I finished The Northern Clemency 4 weeks ago and have been letting it sink in. It is a wonderfully resonant novel, and the people and places still live within my head. It is, for want of a better word, a 'family saga', following the lives of two Sheffield families from the 1970s to today but it is also much more than that. It creates an entire world with a 'cast of dozens', with some marvellous cameo chapters devoted to secondary figures who make the world come alive. It is terribly emotionally involving; it made me weep twice, and this is _because_ of its sparse language that allows the reader to fill in the gaps. The book threw me in and tumbled me about, lulled me into complacency and then hurled something unexpected at me.

I loved the way we weave in and out of different people's consciousnesses, and i never quite knew where I was going to end up.

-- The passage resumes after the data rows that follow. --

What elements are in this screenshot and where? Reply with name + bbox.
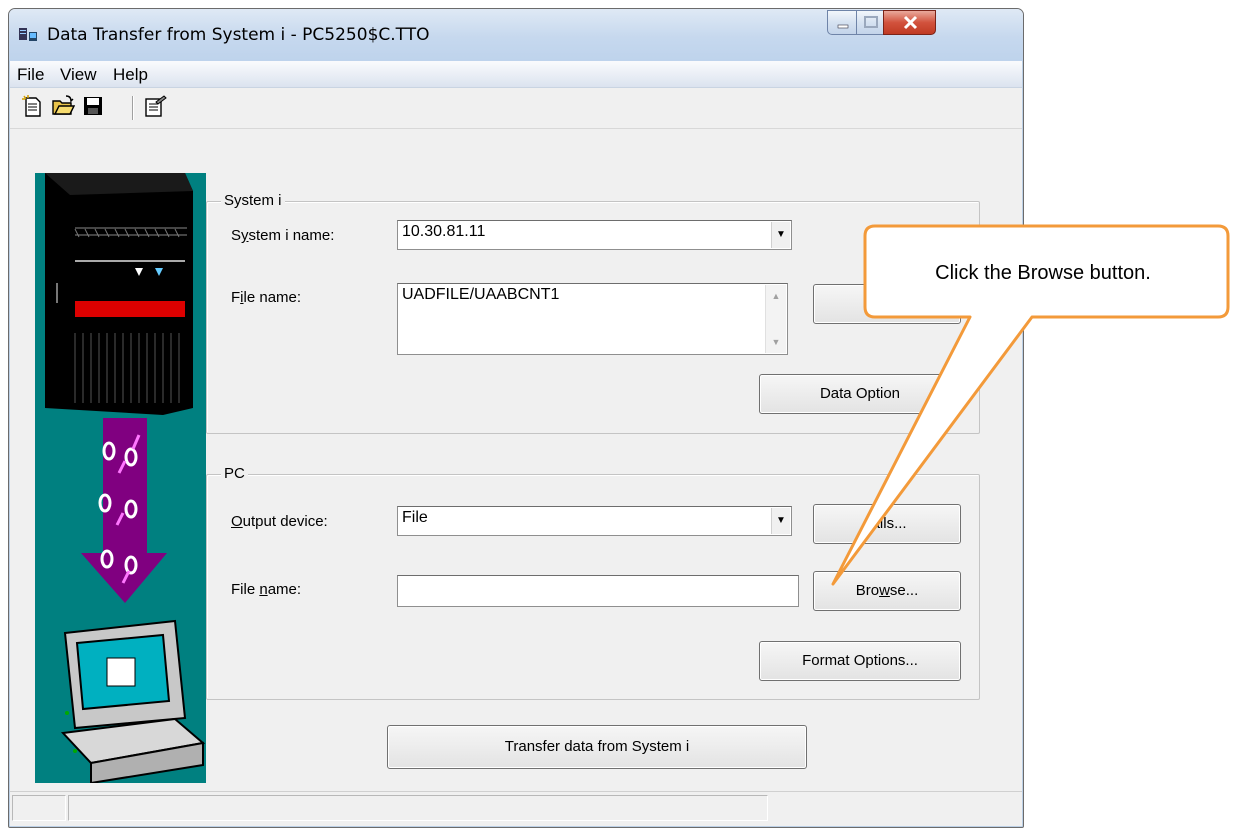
close-icon <box>903 15 918 30</box>
close-button[interactable] <box>883 10 936 35</box>
system-i-name-combobox[interactable]: 10.30.81.11 ▼ <box>397 220 792 250</box>
format-options-button[interactable]: Format Options... <box>759 641 961 681</box>
pc-browse-button[interactable]: Browse... <box>813 571 961 611</box>
system-i-name-value: 10.30.81.11 <box>402 223 486 240</box>
open-icon[interactable] <box>51 94 75 118</box>
callout-text: Click the Browse button. <box>935 262 1151 284</box>
transfer-data-button[interactable]: Transfer data from System i <box>387 725 807 769</box>
system-i-file-name-textarea[interactable]: UADFILE/UAABCNT1 ▲ ▼ <box>397 283 788 355</box>
pc-file-name-label: File name: <box>231 581 302 598</box>
app-icon <box>19 28 37 41</box>
maximize-button[interactable] <box>856 10 884 35</box>
output-device-combobox[interactable]: File ▼ <box>397 506 792 536</box>
menu-bar: File View Help <box>10 61 1022 88</box>
system-i-name-label: System i name: <box>231 227 335 244</box>
minimize-button[interactable] <box>827 10 857 35</box>
output-device-label: Output device: <box>231 513 328 530</box>
chevron-down-icon[interactable]: ▼ <box>771 222 790 248</box>
menu-view[interactable]: View <box>60 65 97 85</box>
window-title: Data Transfer from System i - PC5250$C.T… <box>47 25 430 45</box>
title-bar[interactable]: Data Transfer from System i - PC5250$C.T… <box>9 9 1023 61</box>
pc-file-name-input[interactable] <box>397 575 799 607</box>
status-bar <box>10 791 1022 826</box>
file-name-scrollbar[interactable]: ▲ ▼ <box>765 285 786 353</box>
system-i-group-label: System i <box>221 192 285 209</box>
properties-icon[interactable] <box>144 94 168 118</box>
server-image <box>45 173 193 415</box>
toolbar <box>10 88 1022 129</box>
system-i-file-name-value: UADFILE/UAABCNT1 <box>402 286 560 303</box>
details-button[interactable]: tails... <box>813 504 961 544</box>
status-pane-2 <box>68 795 768 821</box>
system-i-browse-button[interactable]: B <box>813 284 961 324</box>
system-i-file-name-label: File name: <box>231 289 302 306</box>
menu-file[interactable]: File <box>17 65 44 85</box>
new-request-icon[interactable] <box>21 94 45 118</box>
minimize-icon <box>837 24 849 29</box>
scroll-up-icon[interactable]: ▲ <box>766 291 786 301</box>
toolbar-separator <box>132 96 133 120</box>
scroll-down-icon[interactable]: ▼ <box>766 337 786 347</box>
data-options-button[interactable]: Data Option <box>759 374 961 414</box>
data-transfer-window: Data Transfer from System i - PC5250$C.T… <box>8 8 1024 828</box>
chevron-down-icon[interactable]: ▼ <box>771 508 790 534</box>
status-pane-1 <box>12 795 66 821</box>
output-device-value: File <box>402 509 428 526</box>
maximize-icon <box>864 16 878 28</box>
pc-group-label: PC <box>221 465 248 482</box>
save-icon[interactable] <box>81 94 105 118</box>
menu-help[interactable]: Help <box>113 65 148 85</box>
transfer-illustration <box>35 173 206 783</box>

The prose in this novel is to die for. Some favourite images include the phrase ' She looked at him, sharpening a pencil in her head' and, 'He danced, moving from one foot to the other and making vague clay-shaping motions with his hands.' I hope this gives you a tiny idea of the wonderfully assured mastery of this author. I knew I was in good hands from page 1, and I wasn't let down.

I loved the build-up and the way people get mentioned on p.2 and then disappear from view until they unexpectedly reappear on p.64 in new, delightful combinations. I was entranced by the insight that suspense and surprise needn't come from the story itself but can come entirely from the plot, that is, from the way the story is presented. Unexpected revelations sneak up on you and give you delicious shivers of recognition.
I absolutely loved it. I only wish there were additional amazon stars to mete out because this deserves 7 of them. It is truly outstanding.

One of the best novels I have read ever. And I don't say this lightly. (I read a lot, and mostly so-called 'literary fiction'. To give you an idea of my taste: I love Jane Austen, Vikram Seth's 'A Suitable Boy', Italo Calvino and David Mitchell.)